I saw a liposuction doctor about removing my buffalo hump, but he said he did not do the procedure for HIVers. He referred me to another doc whom he said has more HIV experience. Can a doc refuse to treat HIVers?

The automatic referral of all HIVers, without individual evaluations and a credible scientific basis, is discrimination. Unless the liposuction doc can demonstrate that doing the procedure directly threatens his health—unlikely since standard precautions will insulate him from exposure to your blood—a flat refusal to treat is illegal.

Several recent lawsuits involving denied services—from hair transplants to neurosurgery—have settled in favor of rebuffed HIV patients. But even though referrals are frequently discrimination disguised as medical judgment, proving it can be tough. The law lets a doctor refer a patient if HIV creates complications legitimately outside that doctor’s expertise.

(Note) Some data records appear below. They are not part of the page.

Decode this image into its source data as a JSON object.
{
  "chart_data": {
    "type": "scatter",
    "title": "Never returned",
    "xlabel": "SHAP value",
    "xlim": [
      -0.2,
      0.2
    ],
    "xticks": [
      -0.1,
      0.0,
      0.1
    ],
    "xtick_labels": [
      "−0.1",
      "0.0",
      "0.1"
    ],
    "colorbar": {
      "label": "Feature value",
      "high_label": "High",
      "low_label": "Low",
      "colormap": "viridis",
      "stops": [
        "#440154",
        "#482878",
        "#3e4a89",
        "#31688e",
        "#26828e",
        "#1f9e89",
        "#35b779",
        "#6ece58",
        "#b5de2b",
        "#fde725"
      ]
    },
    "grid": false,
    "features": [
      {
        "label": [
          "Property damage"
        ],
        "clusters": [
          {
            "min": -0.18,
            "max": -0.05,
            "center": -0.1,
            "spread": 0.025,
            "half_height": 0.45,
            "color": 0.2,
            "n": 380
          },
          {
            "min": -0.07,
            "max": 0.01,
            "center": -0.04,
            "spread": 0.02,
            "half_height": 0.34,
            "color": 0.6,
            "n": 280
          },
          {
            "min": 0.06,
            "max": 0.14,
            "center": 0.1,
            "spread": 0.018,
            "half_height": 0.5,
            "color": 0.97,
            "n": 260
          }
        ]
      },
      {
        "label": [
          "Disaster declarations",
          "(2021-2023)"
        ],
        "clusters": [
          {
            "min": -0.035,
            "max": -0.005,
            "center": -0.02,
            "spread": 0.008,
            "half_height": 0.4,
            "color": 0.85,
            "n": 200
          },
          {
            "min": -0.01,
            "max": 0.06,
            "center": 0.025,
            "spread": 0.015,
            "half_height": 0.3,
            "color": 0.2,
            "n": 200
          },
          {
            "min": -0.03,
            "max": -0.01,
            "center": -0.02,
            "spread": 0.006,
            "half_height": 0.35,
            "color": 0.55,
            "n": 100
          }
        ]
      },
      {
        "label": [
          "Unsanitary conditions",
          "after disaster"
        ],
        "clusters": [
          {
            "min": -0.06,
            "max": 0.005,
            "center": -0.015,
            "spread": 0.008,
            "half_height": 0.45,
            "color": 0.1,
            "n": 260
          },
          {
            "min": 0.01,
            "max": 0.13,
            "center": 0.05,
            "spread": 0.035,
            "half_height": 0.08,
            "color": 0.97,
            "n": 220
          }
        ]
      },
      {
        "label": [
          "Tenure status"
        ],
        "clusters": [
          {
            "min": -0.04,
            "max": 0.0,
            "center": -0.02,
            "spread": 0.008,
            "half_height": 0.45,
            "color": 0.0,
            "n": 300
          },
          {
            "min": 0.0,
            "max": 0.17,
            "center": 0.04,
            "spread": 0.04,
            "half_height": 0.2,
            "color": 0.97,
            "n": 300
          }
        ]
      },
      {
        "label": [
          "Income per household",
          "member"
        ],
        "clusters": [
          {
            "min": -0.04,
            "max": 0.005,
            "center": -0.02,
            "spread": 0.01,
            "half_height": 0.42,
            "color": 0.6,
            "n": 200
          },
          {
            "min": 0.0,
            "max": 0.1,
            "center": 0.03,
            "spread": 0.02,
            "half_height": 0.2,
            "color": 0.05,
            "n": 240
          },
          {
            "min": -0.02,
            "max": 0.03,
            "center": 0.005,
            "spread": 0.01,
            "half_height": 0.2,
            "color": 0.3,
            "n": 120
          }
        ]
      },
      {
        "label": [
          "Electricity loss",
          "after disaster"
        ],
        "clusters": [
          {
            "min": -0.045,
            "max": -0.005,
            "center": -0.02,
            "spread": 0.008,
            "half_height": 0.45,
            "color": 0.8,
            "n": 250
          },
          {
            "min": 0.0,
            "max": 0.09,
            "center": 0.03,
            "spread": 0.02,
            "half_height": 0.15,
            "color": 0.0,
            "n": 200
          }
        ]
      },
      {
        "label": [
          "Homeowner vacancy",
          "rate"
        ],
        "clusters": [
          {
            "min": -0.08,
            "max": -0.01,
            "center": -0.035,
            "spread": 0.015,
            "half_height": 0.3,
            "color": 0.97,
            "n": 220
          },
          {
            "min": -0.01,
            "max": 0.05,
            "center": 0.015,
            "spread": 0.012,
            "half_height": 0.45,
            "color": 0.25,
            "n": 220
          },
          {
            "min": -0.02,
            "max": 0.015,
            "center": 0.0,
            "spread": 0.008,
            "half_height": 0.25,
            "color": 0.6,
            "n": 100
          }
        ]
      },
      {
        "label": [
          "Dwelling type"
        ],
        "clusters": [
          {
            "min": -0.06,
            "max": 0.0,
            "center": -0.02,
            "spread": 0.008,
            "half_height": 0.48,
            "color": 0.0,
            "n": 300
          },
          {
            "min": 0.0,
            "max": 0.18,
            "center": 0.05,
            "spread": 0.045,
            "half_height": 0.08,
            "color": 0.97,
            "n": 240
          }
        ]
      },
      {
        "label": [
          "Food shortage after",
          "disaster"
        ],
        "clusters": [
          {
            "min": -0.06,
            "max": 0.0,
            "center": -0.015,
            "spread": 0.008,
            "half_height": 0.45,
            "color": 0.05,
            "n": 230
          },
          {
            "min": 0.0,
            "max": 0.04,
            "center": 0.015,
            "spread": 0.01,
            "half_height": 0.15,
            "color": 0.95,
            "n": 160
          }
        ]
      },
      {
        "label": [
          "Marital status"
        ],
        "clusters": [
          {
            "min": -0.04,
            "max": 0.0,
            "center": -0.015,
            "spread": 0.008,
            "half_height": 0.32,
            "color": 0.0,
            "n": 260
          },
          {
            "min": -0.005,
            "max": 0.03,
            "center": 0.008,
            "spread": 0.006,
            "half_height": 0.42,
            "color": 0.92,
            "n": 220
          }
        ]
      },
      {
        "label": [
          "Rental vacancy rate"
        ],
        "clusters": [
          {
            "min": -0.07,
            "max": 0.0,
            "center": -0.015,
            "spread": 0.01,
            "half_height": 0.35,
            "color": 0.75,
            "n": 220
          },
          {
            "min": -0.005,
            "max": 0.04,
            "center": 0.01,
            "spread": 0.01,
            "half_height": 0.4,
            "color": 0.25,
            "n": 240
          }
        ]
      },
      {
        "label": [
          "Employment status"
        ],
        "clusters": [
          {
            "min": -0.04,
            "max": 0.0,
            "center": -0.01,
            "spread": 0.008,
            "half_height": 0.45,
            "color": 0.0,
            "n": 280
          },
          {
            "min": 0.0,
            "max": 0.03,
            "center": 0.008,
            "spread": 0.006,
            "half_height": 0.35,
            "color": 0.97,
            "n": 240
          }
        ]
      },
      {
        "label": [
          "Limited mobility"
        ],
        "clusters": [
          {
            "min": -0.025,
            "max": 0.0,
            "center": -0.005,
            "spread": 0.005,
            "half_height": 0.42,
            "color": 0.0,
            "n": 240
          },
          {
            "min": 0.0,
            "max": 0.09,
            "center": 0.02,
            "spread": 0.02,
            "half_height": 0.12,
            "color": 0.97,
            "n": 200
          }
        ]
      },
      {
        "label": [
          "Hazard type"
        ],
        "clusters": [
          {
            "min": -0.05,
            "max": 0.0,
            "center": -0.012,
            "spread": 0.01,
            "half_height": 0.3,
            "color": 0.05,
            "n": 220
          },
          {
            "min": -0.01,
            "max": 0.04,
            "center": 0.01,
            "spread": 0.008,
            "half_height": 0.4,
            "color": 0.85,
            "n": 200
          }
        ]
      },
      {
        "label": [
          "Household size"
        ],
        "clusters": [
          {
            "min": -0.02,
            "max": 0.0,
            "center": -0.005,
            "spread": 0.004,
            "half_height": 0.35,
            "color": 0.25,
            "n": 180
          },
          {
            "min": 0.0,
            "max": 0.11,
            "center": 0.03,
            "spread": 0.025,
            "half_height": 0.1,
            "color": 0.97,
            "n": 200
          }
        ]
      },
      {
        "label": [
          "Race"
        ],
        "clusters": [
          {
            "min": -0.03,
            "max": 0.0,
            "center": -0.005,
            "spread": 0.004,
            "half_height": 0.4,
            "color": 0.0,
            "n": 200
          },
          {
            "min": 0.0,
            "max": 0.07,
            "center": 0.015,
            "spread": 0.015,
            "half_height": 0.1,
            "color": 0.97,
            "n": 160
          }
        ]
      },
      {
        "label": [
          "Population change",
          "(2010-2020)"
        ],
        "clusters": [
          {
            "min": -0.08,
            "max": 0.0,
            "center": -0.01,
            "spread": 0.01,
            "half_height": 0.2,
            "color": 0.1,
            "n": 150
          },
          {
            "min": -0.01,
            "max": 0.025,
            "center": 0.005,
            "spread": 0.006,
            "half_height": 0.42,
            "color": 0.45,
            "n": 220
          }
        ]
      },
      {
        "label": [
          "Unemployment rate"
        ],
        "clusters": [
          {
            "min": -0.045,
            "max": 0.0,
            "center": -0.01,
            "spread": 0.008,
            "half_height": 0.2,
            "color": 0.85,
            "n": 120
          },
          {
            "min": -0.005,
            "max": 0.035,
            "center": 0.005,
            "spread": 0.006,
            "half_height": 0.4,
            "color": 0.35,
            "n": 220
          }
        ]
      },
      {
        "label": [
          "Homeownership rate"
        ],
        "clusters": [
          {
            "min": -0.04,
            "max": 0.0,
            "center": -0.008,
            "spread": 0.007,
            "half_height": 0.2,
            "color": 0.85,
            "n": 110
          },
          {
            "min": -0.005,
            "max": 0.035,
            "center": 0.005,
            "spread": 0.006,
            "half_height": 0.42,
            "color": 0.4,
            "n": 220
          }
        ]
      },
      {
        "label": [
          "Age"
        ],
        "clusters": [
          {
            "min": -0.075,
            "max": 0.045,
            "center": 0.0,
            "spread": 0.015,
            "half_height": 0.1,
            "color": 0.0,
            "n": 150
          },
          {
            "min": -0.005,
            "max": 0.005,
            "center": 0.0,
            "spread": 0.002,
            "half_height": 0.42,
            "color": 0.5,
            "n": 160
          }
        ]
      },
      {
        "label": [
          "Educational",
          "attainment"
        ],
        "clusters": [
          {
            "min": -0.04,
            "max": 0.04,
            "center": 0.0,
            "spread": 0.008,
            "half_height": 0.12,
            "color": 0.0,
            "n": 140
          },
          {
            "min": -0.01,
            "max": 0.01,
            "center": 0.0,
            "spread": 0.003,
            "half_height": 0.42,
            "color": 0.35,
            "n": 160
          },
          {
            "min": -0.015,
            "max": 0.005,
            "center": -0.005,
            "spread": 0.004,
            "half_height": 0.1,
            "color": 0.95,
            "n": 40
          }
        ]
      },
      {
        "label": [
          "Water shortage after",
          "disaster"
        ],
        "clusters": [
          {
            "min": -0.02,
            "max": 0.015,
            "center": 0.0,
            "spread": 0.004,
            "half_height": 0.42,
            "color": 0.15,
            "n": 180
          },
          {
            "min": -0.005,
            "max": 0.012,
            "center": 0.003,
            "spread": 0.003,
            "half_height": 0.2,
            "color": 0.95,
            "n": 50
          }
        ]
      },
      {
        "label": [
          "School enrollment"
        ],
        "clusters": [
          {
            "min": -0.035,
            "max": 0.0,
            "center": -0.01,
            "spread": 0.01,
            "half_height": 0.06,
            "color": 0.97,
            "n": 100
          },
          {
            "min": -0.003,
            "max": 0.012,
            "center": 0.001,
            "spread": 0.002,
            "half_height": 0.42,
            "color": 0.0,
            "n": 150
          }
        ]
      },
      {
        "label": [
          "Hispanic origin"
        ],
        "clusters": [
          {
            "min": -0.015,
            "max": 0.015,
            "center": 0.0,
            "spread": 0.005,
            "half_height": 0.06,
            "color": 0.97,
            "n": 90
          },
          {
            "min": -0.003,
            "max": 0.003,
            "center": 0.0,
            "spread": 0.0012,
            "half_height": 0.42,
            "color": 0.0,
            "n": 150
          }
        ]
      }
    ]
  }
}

For example, an inexperienced internist is doing you a favor by referring you to a seasoned HIV doctor to determine the best therapy for your med-resistant virus.

The issue here is whether your HIV truly requires more specialized management than the average lipo doctor possesses. Courts won’t second-guess legitimate medical opinion grounded in fact, but if your doctor is making unfounded assumptions about the relevance of HIV to his expertise and ability to operate, the referral is legally suspect.

To find a lawyer, try www.abanet.org/ AIDS/publications/aidsdirectory.pdf, a nat-ional directory of free HIV legal services, published by the American Bar Associ-ation’s AIDS Coordination Project; or try your local legal services office, a local AIDS service organization, or a national legal agency such as Lambda Legal or the ACLU.